In 1976 Boyden launched the Enigma Classics label with Peter Whiteside. The label started with just ten records, including a series of Beethoven piano sonata played by John Lill, but was successful and was purchased by WEA in 1978. Boyden afterwards went into musician management, founding the Manygate Management agency which represented, among others, John Ogdon. In 1992 he published Stick to the Music, a collection of industry anecdotes.

Boyden established the New Queen's Hall Orchestra (NQHO) in 1992, to produce music more in line with his ideals. The original orchestra had been active at the Queen's Hall in the early part of the 20th century, but had dissolved. Boyden liked to think he was continuing the traditions of the original orchestra which regularly played six concerts a week after only three rehearsals. His younger son, Matthew, was a conductor for the orchestra while also working as a barrister. Boyden secured the patronage of Camilla, Duchess of Cornwall for the orchestra. He also campaigned, unsuccessfully, for 30 years for a replacement Queen's Hall venue to feature his desired acoustic set-up of an oblong concert hall. Despite suffering from chronic asthma Boyden captained the NQHO cricket team.

Boyden was married for a third time in 2017, to Lindsey Erith. Boyden was a supporter of the Conservative Party and of Brexit, which was achieved in 2020. He supported the Wimbledon Arts Centre in London and the Storey's Field Centre near Cambridge.

== Musical opinions ==
Boyden was a critic of the perfectionism in contemporary orchestral recordings, with minor errors and coughs routinely edited out of tracks and individual notes replaced. In an article in The Spectator he described such techniques as allowing "non-entities ... to sound more technically assured than many of the greatest artists". He also decried those who "want to reduce music to a branch of engineering, to say it has to be nothing more or less than precise, accurate, in tune and together, then fine, the literal-minded can have a field day ... I think music is something far greater than that".

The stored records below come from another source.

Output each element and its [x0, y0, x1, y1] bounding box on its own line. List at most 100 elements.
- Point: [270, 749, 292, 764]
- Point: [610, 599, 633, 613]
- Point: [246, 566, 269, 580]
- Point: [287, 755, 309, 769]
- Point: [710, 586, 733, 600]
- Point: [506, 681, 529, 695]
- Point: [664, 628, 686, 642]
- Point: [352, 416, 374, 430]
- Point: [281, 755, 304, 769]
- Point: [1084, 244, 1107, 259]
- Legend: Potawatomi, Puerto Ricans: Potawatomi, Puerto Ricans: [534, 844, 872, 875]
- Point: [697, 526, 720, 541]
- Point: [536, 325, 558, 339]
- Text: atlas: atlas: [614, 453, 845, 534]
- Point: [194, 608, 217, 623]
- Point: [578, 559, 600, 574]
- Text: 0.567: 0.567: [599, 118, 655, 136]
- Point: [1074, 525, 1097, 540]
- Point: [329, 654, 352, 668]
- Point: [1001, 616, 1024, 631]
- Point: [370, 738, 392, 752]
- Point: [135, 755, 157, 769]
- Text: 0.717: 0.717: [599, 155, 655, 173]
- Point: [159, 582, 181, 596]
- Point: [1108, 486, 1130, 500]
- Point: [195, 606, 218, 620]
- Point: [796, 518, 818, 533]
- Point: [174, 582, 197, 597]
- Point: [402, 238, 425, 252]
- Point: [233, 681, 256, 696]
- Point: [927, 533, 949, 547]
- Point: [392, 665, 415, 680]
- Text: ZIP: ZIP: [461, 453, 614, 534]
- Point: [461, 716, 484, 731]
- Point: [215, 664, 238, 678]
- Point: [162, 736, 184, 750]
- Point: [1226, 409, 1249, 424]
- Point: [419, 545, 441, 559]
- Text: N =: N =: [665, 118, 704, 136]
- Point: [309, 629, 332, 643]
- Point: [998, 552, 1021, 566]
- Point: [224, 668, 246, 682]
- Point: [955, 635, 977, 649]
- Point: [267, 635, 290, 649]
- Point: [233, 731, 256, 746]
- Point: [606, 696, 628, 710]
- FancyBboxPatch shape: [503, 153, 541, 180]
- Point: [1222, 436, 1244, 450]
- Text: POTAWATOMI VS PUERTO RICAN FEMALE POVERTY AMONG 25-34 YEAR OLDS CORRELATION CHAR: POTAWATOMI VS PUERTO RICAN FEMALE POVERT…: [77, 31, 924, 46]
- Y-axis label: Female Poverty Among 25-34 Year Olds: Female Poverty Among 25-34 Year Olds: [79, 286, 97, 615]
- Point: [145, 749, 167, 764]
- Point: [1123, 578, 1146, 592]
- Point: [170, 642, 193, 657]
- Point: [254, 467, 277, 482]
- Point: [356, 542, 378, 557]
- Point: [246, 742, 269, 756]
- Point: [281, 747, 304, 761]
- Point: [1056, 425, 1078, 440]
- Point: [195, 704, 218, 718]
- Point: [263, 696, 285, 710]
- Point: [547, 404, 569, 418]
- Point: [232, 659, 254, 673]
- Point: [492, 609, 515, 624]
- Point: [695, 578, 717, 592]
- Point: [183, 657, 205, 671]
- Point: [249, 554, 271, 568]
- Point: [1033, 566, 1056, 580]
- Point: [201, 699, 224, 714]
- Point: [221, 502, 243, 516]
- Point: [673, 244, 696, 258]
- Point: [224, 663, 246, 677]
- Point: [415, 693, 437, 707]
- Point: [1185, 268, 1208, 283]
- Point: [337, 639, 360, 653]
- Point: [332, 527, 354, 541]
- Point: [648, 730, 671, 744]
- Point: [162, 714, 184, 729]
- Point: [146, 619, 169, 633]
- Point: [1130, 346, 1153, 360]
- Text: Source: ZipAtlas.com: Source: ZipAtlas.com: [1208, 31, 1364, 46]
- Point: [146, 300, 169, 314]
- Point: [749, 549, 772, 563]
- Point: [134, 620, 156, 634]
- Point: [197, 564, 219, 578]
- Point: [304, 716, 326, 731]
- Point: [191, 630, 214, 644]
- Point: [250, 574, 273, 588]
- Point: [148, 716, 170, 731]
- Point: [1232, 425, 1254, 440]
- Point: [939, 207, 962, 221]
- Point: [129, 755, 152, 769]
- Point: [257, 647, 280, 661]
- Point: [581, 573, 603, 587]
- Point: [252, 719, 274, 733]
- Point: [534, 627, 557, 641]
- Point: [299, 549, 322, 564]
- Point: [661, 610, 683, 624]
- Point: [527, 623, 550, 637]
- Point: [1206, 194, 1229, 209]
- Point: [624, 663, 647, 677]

Boyden was concerned about the trend for musical instruments to become larger and louder and expressed his dislike of the "self-deafening" modern orchestra. In 1996 he produced a recording of Gustav Holst's The Planets made largely on instruments manufactured before its 1918 debut. Boyden was concerned that the composer's intentions could not be reflected on modern instruments. In his 60-year career in music Boyden spent only seven months (his tenure at the LSO), in the direct employment of a government-subsidised organisation. He later called for cuts to government music subsidies to orchestras.

== Death and legacy ==
Boyden died on 21 September 2021 from a skull fracture after falling in Cheltenham General Hospital where he was undergoing treatment for a neuroendocrine tumour.

The album John Boyden: A Celebration, was issued as a tribute in 2024 and includes a dedication to Queen Camilla, which she accepted. It comprised two compact discs of works by Ludwig van Beethoven and Franz Schubert that he had produced. It includes Beethoven's "Piano Sonata No. 21" performed by John Lill and Schubert's "Die schöne Müllerin" sung by Ian Partridge. Another piece was Schubert's "Trout Quintet" performed by musicians associated with NQHO.